Sister Carol Ries and Lori Richardson of the Washington, D.C.-based Quixote Center painted a terrifying picture as they described their recent trip to Haiti. "People cannot gather in more than groups of two," they said, "so if there are three, even in church, people are taking a risk. In fact there have been occasions where the military has moved inside and shot people."
They spoke of messages pressed into their hands advising them of clandestine meetings with Haitians who had walked more than seven hours to tell their stories. The two women heard accounts of priests being beaten; they heard of the people's pervasive fear of the brutal "section chiefs," the lowest level of the Haitian military hierarchy, who are at the heart of the human rights violations there. Ries and Richardson said that the infamous Tontons Macoute (Haitian death squads) of the Duvalier dictatorships have reappeared and form yet another fearful element of repression.

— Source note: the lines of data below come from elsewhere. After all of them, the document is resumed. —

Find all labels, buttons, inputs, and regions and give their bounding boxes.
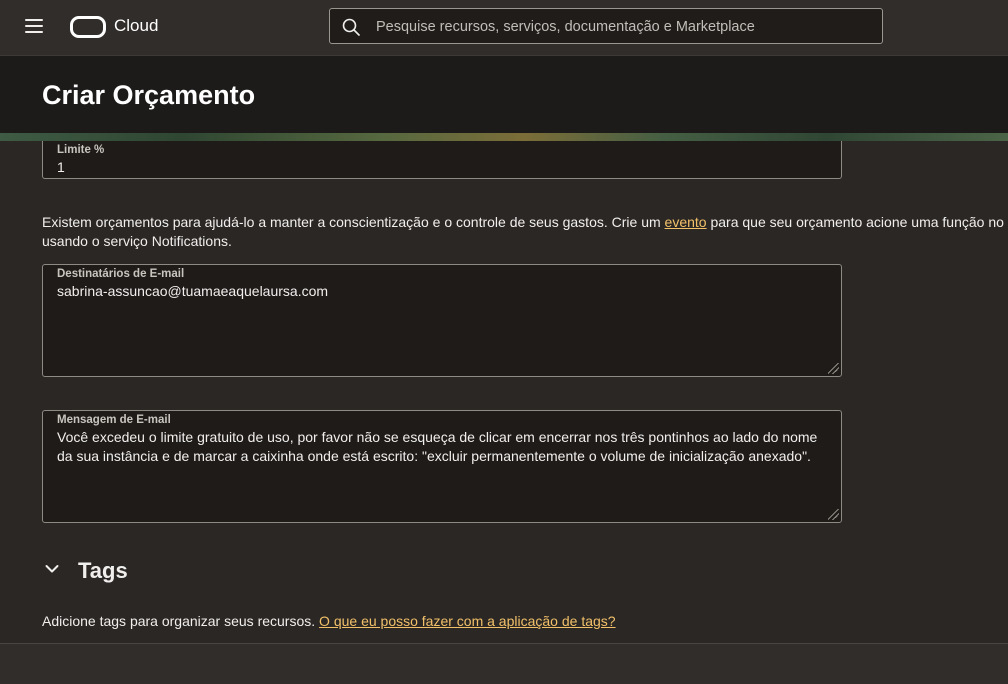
tags-help-link[interactable]: O que eu posso fazer com a aplicação de … [319,613,616,629]
info-text-line2: usando o serviço Notifications. [42,233,232,249]
search-input[interactable] [374,9,878,45]
email-recipients-label: Destinatários de E-mail [57,268,185,280]
limit-percent-field[interactable]: Limite % 1 [42,141,842,179]
brand-name[interactable]: Cloud [114,16,158,36]
search-icon [342,18,360,36]
email-recipients-field[interactable]: Destinatários de E-mail sabrina-assuncao… [42,264,842,377]
limit-percent-value[interactable]: 1 [57,158,827,177]
page-header: Criar Orçamento [0,56,1008,141]
page-title: Criar Orçamento [42,80,256,110]
chevron-down-icon [45,565,59,573]
email-message-line1: Você excedeu o limite gratuito de uso, p… [57,429,818,445]
search-box[interactable] [329,8,883,45]
tags-description-text: Adicione tags para organizar seus recurs… [42,613,320,629]
limit-percent-label: Limite % [57,144,105,156]
email-message-line2: da sua instância e de marcar a caixinha … [57,448,811,464]
budget-info-text: Existem orçamentos para ajudá-lo a mante… [42,213,1008,251]
tags-section-title: Tags [78,558,128,583]
resize-handle-icon[interactable] [828,509,839,520]
info-text-end: para que seu orçamento acione uma função… [706,214,1004,230]
page-footer-bar [0,643,1008,684]
menu-icon[interactable] [25,19,43,33]
email-message-label: Mensagem de E-mail [57,414,171,426]
event-link[interactable]: evento [665,214,707,230]
email-recipients-value[interactable]: sabrina-assuncao@tuamaeaquelaursa.com [57,282,827,301]
info-text-start: Existem orçamentos para ajudá-lo a mante… [42,214,665,230]
email-message-field[interactable]: Mensagem de E-mail Você excedeu o limite… [42,410,842,523]
header-decorative-band [0,133,1008,141]
tags-description: Adicione tags para organizar seus recurs… [42,613,616,629]
top-navigation-bar: Cloud [0,0,1008,56]
resize-handle-icon[interactable] [828,363,839,374]
oracle-logo-icon[interactable] [70,16,106,38]
email-message-value[interactable]: Você excedeu o limite gratuito de uso, p… [57,428,827,466]
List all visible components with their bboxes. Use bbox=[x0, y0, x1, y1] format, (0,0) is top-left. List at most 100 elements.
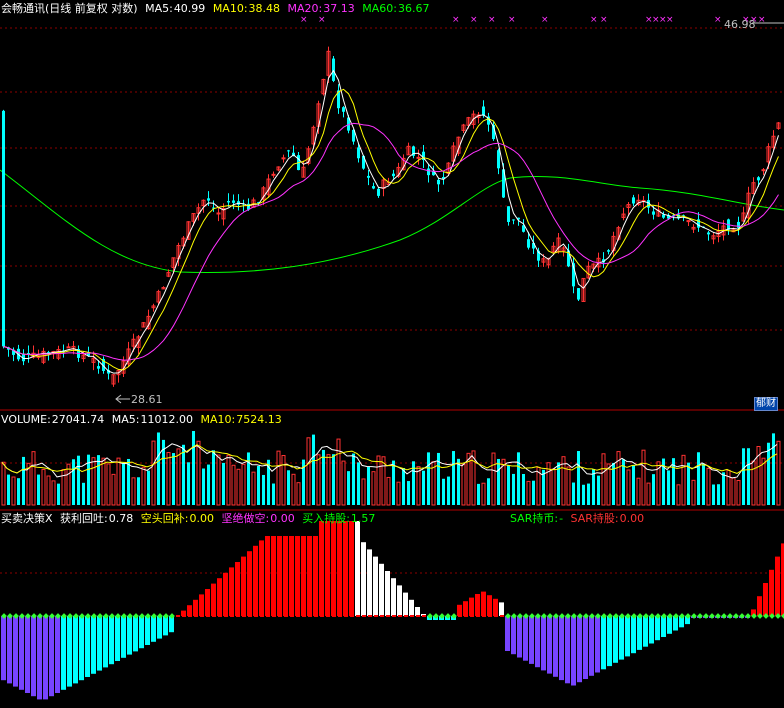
indicator-bar-negative bbox=[577, 616, 582, 683]
sar-dot-red bbox=[380, 615, 384, 617]
volume-bar-down bbox=[182, 444, 185, 505]
profit-label: 获利回吐: bbox=[60, 512, 108, 525]
volume-bar-up bbox=[566, 466, 571, 506]
indicator-bar-positive bbox=[259, 540, 264, 616]
volume-bar-down bbox=[357, 462, 360, 505]
volume-bar-down bbox=[512, 473, 515, 505]
volume-bar-up bbox=[606, 463, 611, 506]
indicator-bar-positive bbox=[337, 521, 342, 616]
candle-body-down bbox=[392, 173, 395, 177]
indicator-bar-negative bbox=[73, 616, 78, 684]
sar-coin-label: SAR持币: bbox=[510, 512, 559, 525]
volume-bar-up bbox=[306, 437, 311, 506]
indicator-bar-positive bbox=[373, 556, 378, 616]
indicator-bar-positive bbox=[757, 596, 762, 616]
short-cover-value: 0.00 bbox=[189, 512, 214, 525]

Haiti remains a police state since the military's September 1991 overthrow of democratically elected President Jean-Bertrand Aristide. Aristide ascended to governance less than a year before with 67 percent of the popular vote, and it is to forestall popular support for his return to power that the forces of repression operate with impunity in Haiti.
International efforts to reinstate Aristide, especially those of the Organization of American States, have failed. Some say this is due to complacency with Haiti's status quo on the part of the Bush administration and others. Nevertheless, grassroots movements in the United States and elsewhere have pressed unceasingly for Aristide's return as Haiti's legitimate head of state.